Hin und wieder müssen die Wirbel mit Wirbelpaste nachgeschmiert werden, wenn sie beispielsweise knacken oder sich festgesetzt haben. Nur passende Wirbel erfüllen dann ihre Funktion. Nichtpassende Wirbel können so nicht gängig gemacht werden und sogar „durchrutschen“.

Saiten

Die Lebensdauer der Saiten ist je nach Saitenart begrenzt auf 1–1½ Jahre. Aggressiver Handschweiß verkürzt die Haltbarkeit jedoch beträchtlich. Preiswertere Saiten halten oft nicht so lange wie hochwertige, teure Saiten. Es gibt Saiten mit Darm-, Kunststoff-, Kohlefaser- oder Stahlkern. Diese Reihenfolge entspricht auch dem Empfindlichkeitsgrad der Saiten. Die Darmsaite gilt als die Edelste unter ihnen, ist aber am empfindlichsten.

Kolophonium

Es gibt hartes und weiches Kolophonium. Es gilt: eher festeres Kolophonium für Geige und Bratsche, entsprechend weicheres Kolophonium wird für Cello und Kontrabass verwendet. Kolophonium sollte frisch sein (nicht älter als 3 Jahre), da es austrocknet. Es ist in unterschiedlichen Qualitäten erhältlich.

Bogen

Die Bogenstange sollte mit einem weichen fusselfreien Tuch vom Kolophoniumstaub befreit werden. Den Bogen nach dem Spielen entspannen!

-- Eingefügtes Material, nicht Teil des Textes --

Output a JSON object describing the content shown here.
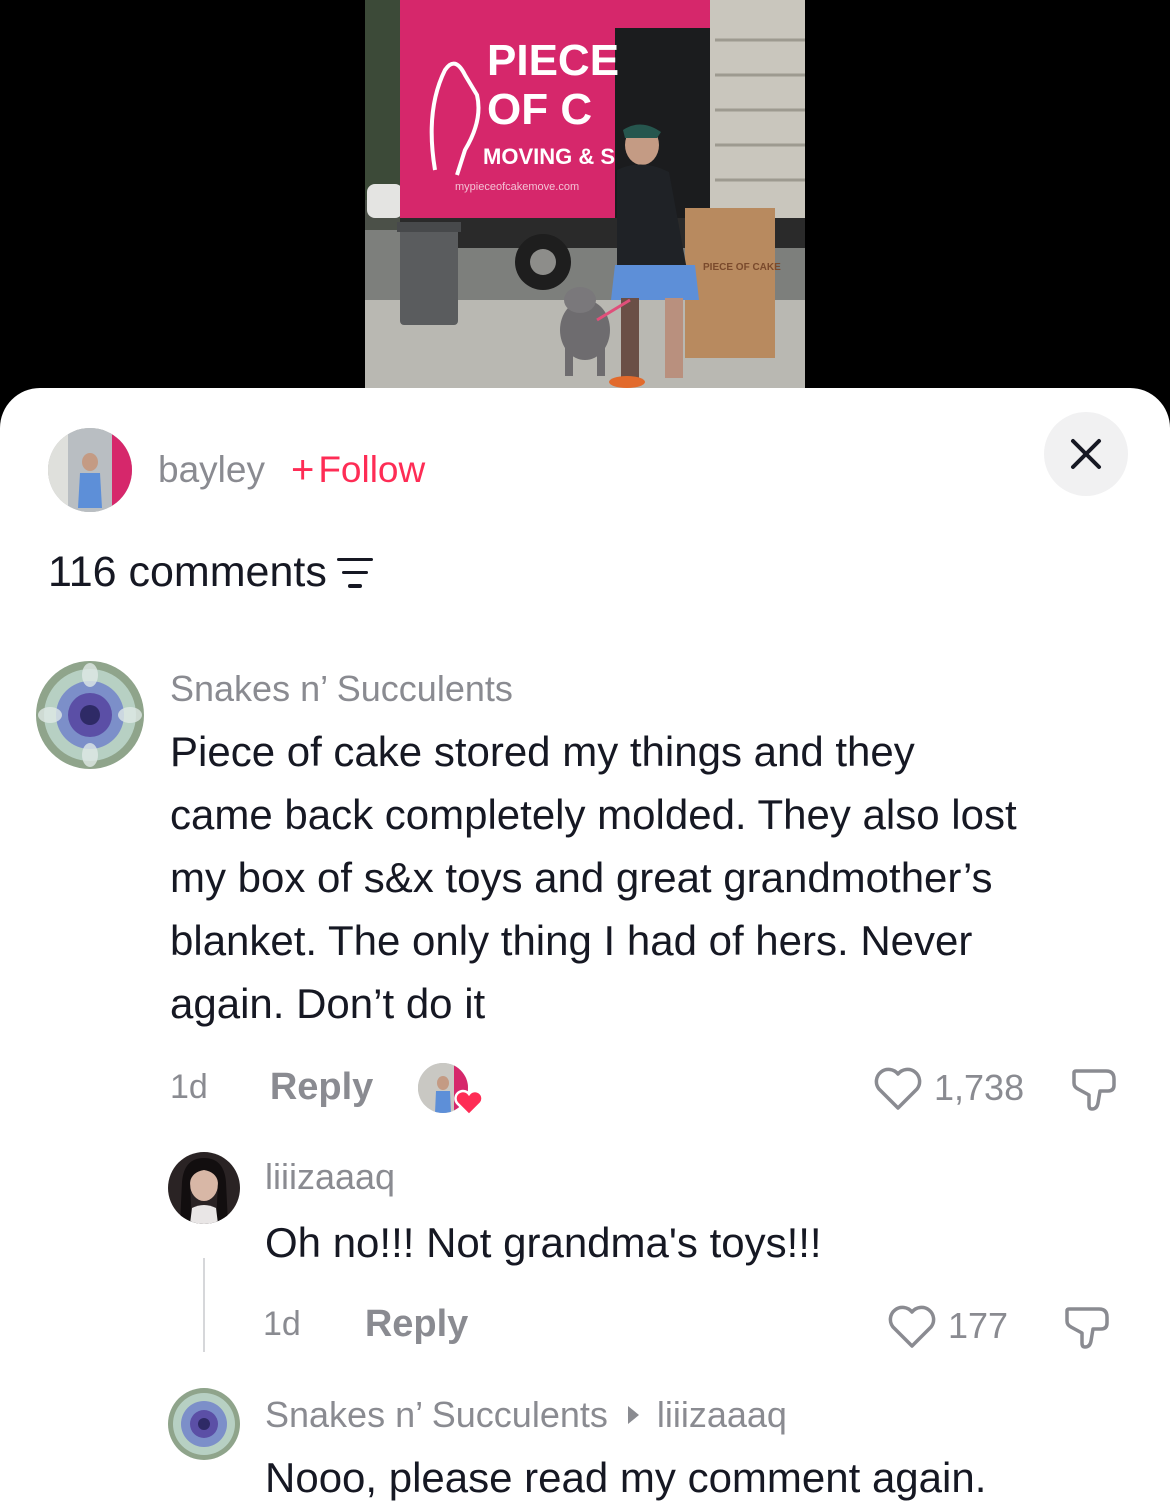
{
  "video": {
    "truck_text_line1": "PIECE",
    "truck_text_line2": "OF C",
    "truck_text_line3": "MOVING & S",
    "truck_url": "mypieceofcakemove.com",
    "box_label": "PIECE OF CAKE"
  },
  "creator": {
    "name": "bayley",
    "follow_label": "Follow"
  },
  "comments_header": {
    "count_label": "116 comments"
  },
  "comments": [
    {
      "author": "Snakes n’ Succulents",
      "text_lines": [
        "Piece of cake stored my things and they",
        "came back completely molded. They also lost",
        "my box of s&x toys and great grandmother’s",
        "blanket. The only thing I had of hers. Never",
        "again. Don’t do it"
      ],
      "time": "1d",
      "reply_label": "Reply",
      "likes": "1,738"
    },
    {
      "author": "liiizaaaq",
      "text": "Oh no!!! Not grandma's toys!!!",
      "time": "1d",
      "reply_label": "Reply",
      "likes": "177"
    },
    {
      "author": "Snakes n’ Succulents",
      "reply_to": "liiizaaaq",
      "text": "Nooo, please read my comment again."
    }
  ],
  "colors": {
    "accent": "#fe2c55",
    "text_primary": "#161823",
    "text_secondary": "#8a8b91",
    "truck": "#d6276b"
  },
  "icons": [
    "close-icon",
    "filter-icon",
    "heart-outline-icon",
    "dislike-icon",
    "heart-filled-icon",
    "reply-arrow-icon"
  ]
}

Was Sie vermeiden sollten:

    • Benutzen Sie keine Pflegemittel für den Lack! Diese bilden eine Schicht mit Kolophonium und Verschmutzungen und härten aus.
    • Leimungen dürfen Sie grundsätzlich nicht selbst vornehmen, da in den Fachwerkstätten spezieller Leim verwendet wird.
    • Rücken Sie nicht an der Stimme, da diese umfallen kann. Dabei können Risse in Decke und Boden entstehen oder das f-Loch beschädigt werden.
    • Schmieren Sie nicht die Wirbel mit Seife oder Kreide! Seife verquillt die Löcher, Kreide reibt Passungsfehler in die Lauffläche und verstärkt sie.
    • Wechseln Sie nicht selbst den Steg aus! Er wurde vom Geigenbauer individuell an ihr Instrument angepasst. Wenn Sie einen Steg-Rohling oder einen anderen Steg verwenden, riskieren Sie Schäden zu verursachen sowie Spielbarkeit und Klang zu beeinträchtigen. Auch zerbrochene Stege sollten Sie niemals zusammenkleben und wiederverwenden!
    • Keine Reparaturen und Lackarbeiten selbst vornehmen! Unsachgemäße Reparaturen an Instrument und Bogen können zu erheblichem Wertverlust führen.
    • Für den Saitenhalter nur einen Feinstimmer für die höchste Saite verwenden.
      Feinstimmer an allen Saiten wirken wie Dämpfer. Als Alternative kann ein spezieller Feinstimmsaitenhalter benutzt werden.
    • Kein Bogenapplaus!! Die Spitze bekommt unsichtbar einen „Knacks“ und kann abbrechen (auch zeitverzögert, beispielsweise beim Neubehaaren!)